Pourquoi le précédent structure tout le dossier
En contrôle des concentrations, la pratique décisionnelle de l'Autorité de la concurrence n'est pas une jurisprudence au sens strict, mais elle s'en rapproche : l'Autorité réutilise ses propres délimitations de marché, ses seuils d'analyse et ses grilles d'engagements d'une affaire à l'autre. Connaître les précédents pertinents, c'est anticiper la façon dont elle lira votre opération.
Le réflexe d'un praticien expérimenté n'est pas de chercher « la » décision miracle, mais de reconstituer la lignée de décisions qui a façonné l'analyse d'un secteur : comment le marché a été délimité, quels seuils de part de marché ont déclenché des préoccupations, quels remèdes ont été acceptés ou refusés.
Partir du secteur, pas du numéro de décision
La première erreur est de chercher par numéro. Un numéro de décision (par exemple 13-DCC-90) ne se retient que parce qu'on l'a déjà rencontré. La bonne entrée est sectorielle et factuelle : type d'activité, format de point de vente, dimension géographique de la concurrence.
Pour une opération en distribution alimentaire à Paris, la lignée de référence part de la décision 13-DCC-90 (Casino / Monoprix), où l'Autorité retient des zones de chalandise courtes — de l'ordre de 300 à 500 mètres à pied — et une substituabilité accrue entre formats de magasins en zone dense.
- §Identifiez le ou les marchés de produits concernés (amont, aval, par format).
- §Précisez la dimension géographique : nationale, régionale, locale, ultramarine.
- §Listez les opérations comparables déjà examinées dans ce secteur.
Le marché pertinent comme clé de recherche
La délimitation du marché pertinent est le point d'entrée le plus discriminant. Deux opérations dans le « retail » peuvent relever de marchés totalement différents selon qu'il s'agit de distribution à dominante alimentaire, de commerce spécialisé ou de vente en ligne.
Une recherche efficace combine donc la substituabilité du côté de la demande (le consommateur considère-t-il les enseignes comme interchangeables ?) et la pratique antérieure de l'Autorité sur ce périmètre. C'est précisément ce travail de mise en correspondance que L420 automatise : vous décrivez l'opération, le moteur retrouve les décisions où l'Autorité a tranché des questions de marché analogues.

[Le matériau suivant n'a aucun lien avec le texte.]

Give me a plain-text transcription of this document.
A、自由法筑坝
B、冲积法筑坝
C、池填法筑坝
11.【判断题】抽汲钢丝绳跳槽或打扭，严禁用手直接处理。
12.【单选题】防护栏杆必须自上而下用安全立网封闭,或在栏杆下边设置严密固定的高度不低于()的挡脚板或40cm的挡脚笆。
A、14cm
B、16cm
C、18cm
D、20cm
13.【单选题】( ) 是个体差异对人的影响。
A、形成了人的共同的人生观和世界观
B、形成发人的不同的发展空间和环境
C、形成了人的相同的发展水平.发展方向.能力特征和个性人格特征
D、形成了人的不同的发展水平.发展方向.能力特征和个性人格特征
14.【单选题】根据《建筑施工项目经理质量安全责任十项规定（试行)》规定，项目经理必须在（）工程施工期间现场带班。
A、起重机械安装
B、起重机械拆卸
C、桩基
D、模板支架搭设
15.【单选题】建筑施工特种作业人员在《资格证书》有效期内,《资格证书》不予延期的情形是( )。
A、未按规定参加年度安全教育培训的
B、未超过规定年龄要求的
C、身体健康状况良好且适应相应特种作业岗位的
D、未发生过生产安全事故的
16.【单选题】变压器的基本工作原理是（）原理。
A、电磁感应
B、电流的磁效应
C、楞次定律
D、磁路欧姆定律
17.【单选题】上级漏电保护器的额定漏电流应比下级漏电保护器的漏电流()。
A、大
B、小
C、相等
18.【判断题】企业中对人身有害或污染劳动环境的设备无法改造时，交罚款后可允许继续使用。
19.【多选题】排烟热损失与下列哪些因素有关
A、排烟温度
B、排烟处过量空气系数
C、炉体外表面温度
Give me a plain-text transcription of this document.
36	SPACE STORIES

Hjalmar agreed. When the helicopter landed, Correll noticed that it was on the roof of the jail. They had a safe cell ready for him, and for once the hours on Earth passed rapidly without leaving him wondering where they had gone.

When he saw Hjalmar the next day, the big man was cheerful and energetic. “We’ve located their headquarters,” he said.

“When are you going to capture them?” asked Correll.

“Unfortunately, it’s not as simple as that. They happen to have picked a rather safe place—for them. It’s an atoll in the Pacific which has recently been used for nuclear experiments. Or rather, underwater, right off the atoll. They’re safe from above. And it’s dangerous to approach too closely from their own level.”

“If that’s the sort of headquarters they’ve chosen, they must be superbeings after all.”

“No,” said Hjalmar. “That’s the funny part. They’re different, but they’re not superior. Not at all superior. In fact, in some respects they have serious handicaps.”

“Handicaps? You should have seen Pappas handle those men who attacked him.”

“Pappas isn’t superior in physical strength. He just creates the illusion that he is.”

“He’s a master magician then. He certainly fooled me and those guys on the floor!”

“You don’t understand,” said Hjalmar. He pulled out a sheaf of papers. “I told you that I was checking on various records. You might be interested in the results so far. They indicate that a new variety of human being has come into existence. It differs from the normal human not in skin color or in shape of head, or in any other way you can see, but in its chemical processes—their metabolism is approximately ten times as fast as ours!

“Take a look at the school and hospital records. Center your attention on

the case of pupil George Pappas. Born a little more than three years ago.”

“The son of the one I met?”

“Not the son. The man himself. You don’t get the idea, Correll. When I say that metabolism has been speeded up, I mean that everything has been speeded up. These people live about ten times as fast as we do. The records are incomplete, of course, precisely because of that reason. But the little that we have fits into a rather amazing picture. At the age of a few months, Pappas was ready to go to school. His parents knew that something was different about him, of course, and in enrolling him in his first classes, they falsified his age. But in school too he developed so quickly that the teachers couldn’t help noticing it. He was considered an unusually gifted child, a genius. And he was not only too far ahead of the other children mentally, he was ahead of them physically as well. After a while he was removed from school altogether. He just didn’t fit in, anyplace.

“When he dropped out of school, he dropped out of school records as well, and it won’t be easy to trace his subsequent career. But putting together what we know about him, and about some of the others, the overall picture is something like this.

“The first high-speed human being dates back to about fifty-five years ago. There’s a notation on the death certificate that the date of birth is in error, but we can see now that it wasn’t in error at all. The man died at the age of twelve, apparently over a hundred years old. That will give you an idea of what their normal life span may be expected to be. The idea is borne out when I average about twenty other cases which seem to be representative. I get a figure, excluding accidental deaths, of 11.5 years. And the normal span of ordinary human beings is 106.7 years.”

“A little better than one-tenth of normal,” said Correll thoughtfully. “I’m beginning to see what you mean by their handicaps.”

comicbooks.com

Remonter par les engagements acceptés
Quand l'enjeu est le risque concurrentiel résiduel, le meilleur angle de recherche est souvent celui des remèdes. Chercher « quels engagements ont été acceptés » dans un secteur donné fait remonter les décisions les plus instructives sur la marge de manœuvre réelle des parties.
Par exemple, sur les marchés ultramarins, la décision 20-DCC-72 (GBH / Vindémia) montre que des cessions de magasins ont été exigées dès 50 % de part de marché, avec repreneur agréé en amont — un signal fort sur le niveau d'exigence de l'Autorité dans ces zones.
Toujours vérifier la source
Un précédent ne vaut que si on peut le citer précisément. La référence (numéro de décision, paragraphe) doit être vérifiable : c'est ce qui distingue une note de travail solide d'une affirmation invérifiable.
C'est la raison d'être de L420 : chaque réponse est adossée aux extraits réellement trouvés dans le corpus de l'Autorité, références à l'appui. Quand le corpus ne dit rien de pertinent, l'outil le signale plutôt que d'extrapoler.